Volumes one through six of Perspectives on Science are available digitally for the first time on the MIT Press Direct platform
Perspectives on Science published its first volumes nearly thirty years ago in 1993. Today the journal is at the forefront of its field, publishing science studies that integrate historical, philosophical, and sociological perspectives. This interdisciplinary approach is intended to foster a more comprehensive understanding of the sciences and the contexts in which they develop.
This year, Perspectives on Science is undertaking a digitization project to make its first six volumes available online on the MIT Press Direct platform for the very first time. This project will give readers a new, accessible pathway to read the inaugural research from this groundbreaking journal.

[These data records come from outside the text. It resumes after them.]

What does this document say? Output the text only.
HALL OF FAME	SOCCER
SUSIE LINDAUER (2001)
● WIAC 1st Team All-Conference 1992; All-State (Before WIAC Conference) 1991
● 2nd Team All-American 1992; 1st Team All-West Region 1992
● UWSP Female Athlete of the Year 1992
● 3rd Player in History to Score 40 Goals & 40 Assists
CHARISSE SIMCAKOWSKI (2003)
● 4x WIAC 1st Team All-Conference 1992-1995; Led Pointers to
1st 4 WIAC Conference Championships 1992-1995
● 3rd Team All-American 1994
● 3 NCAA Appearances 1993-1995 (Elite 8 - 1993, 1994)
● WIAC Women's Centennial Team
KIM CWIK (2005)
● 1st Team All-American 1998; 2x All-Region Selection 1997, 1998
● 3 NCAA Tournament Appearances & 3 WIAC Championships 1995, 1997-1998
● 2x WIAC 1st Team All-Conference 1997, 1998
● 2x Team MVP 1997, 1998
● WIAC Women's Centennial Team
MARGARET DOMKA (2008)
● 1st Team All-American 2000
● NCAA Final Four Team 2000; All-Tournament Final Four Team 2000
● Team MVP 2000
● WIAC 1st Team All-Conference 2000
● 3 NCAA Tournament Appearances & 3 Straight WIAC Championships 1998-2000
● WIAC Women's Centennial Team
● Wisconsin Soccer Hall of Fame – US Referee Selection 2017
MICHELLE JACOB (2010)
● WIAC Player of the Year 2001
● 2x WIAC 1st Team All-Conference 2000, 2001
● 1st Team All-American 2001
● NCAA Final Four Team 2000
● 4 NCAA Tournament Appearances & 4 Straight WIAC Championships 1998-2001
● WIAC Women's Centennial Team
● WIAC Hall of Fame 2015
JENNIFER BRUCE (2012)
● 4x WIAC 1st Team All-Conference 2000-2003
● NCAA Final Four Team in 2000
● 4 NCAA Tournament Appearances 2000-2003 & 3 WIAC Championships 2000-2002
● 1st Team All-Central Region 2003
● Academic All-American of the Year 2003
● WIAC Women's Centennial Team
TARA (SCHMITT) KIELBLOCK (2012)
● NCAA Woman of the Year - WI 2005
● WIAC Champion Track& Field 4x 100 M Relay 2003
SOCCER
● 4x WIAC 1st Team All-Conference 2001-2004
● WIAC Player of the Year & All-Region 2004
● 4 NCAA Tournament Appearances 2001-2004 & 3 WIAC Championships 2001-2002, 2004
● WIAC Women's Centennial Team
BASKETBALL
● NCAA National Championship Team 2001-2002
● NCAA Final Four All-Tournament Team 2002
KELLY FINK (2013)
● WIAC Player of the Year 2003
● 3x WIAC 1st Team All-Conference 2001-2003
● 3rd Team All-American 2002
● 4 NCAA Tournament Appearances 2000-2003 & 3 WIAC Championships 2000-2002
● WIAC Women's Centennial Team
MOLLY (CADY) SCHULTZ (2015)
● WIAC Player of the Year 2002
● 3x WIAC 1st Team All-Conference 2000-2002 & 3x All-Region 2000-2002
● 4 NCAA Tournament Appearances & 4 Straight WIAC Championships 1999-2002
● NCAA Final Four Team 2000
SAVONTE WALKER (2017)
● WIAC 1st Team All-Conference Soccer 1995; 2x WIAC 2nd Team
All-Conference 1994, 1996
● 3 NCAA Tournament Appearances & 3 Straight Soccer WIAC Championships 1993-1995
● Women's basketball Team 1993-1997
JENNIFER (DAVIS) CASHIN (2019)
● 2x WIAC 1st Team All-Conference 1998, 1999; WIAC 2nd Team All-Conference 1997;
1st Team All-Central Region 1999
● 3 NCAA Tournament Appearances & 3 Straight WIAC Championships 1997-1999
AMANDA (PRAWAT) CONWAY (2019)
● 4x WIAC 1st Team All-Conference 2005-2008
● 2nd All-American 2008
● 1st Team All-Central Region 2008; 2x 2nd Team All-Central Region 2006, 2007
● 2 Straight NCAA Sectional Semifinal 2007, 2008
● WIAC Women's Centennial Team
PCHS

We spoke to co-editor-in-chief Alexander Levine to learn more about the project, its inspiration, and what comes next for the journal. Read our conversation below, and learn more about Perspectives on Science here.
MIT Press: What compelled you to undertake this digitization project?
Alexander Levine: Perspectives on Science began publication with 1:1 in 1993 under the University of Chicago Press imprint. The first editors of the journal were all affiliated with the Science and Technology Studies program at Virginia Tech, the same program that hosted the first History of Philosophy of Science conference in 1995. That gathering has since become a very significant international biennial event. UChicago Press continued publication through volume 5, at which time it sold the journal to MIT Press for $1.00.
MIT Press resumed publication with volume 6 in 2000. Both UChicago Press and MIT Press were at the time stumbling toward accommodations with the new world of digital publication. Perspectives on Science left UChicago Press before their efforts really got started, and came to MIT Press right around the time digital publication was coming to be taken for granted. The five volumes published by UChicago Press, and the first of what are now 25 MIT Press volumes, have never been made available online, despite the fact that they contain legacy content of considerable significance.
I was compelled to undertake their digitization because, in the nearly 10 years I have served as editor, I have continued to receive a steady stream of requests for scanned articles from scholars who could not find them any other way. I Inherited a full print run of the journal from my predecessor, and while I have kept consumer-grade scans on hand to help my colleagues in need, this is hardly archival best-practice in the 2020s. It was time to pass the digital legacy of Perspectives on Science on to institutional stewardship.
MIT Press: Were there any major roadblocks you encountered along the way?
Alexander Levine: The change in publishers between volumes 5 and 6 left me in some doubt as to the legal ownership of rights to back-issue content for those early volumes. Fortunately, the legal team at MIT Press was able to determine that the original agreement between them and UChicago Press had left such rights squarely in the hands of MIT Press. This is fortunate, since once all of the back issues have been digitized, the MIT Press Direct website can serve as a digital repository for every article ever published by our journal, minimizing confusion and maximizing ease of access.
MIT Press: What key research will readers find in these newly-available back volumes?
Alexander Levine: From the outset, Perspectives on Science attracted work by leading scholars in the history, philosophy, and sociology of science. My personal favorite from 1:1 is Donald T. Campbell’s “Plausible Coselection of Belief by Referent: All the ‘Objectivity’ That is Possible” (Perspectives on Science 1:1 (1993), 88-126).
Don Campbell was one of the 20th Century’s leading psychologists, cognitive scientists, and epistemologists. His work influenced (and was influenced by) that of Karl Popper, Konrad Lorenz, and W.V.O. Quine, to name just a few. Other early contributors include Marjorie Grene, Allen Franklin, Don Howard, Fred Suppe, Roger Ariew, and Peter Achinstein.
MIT Press: Why do you feel it is important for journals and researchers to prioritize making their content available digitally?
Alexander Levine: If this era of citation metrics has taught us anything, it is that scholarship in the Humanities—like in the historiography and philosophy of science, two of the disciplines Perspectives on Science foregrounds—has a very long shelf-life. Unlike journal articles by our colleagues in the physical and life sciences, whose citations typically peak no later than five years after publication, journal articles in our fields often continue to be cited, slowly but steadily, for decades. Their impact is enduring—provided they are accessible!
While a number of research libraries have print runs of early volumes of Perspectives on Science and are prepared to deliver scans to Interlibrary Loan patrons, a younger generation of scholars never acquired the habit of using such services. To reach them, seamless online access is crucial.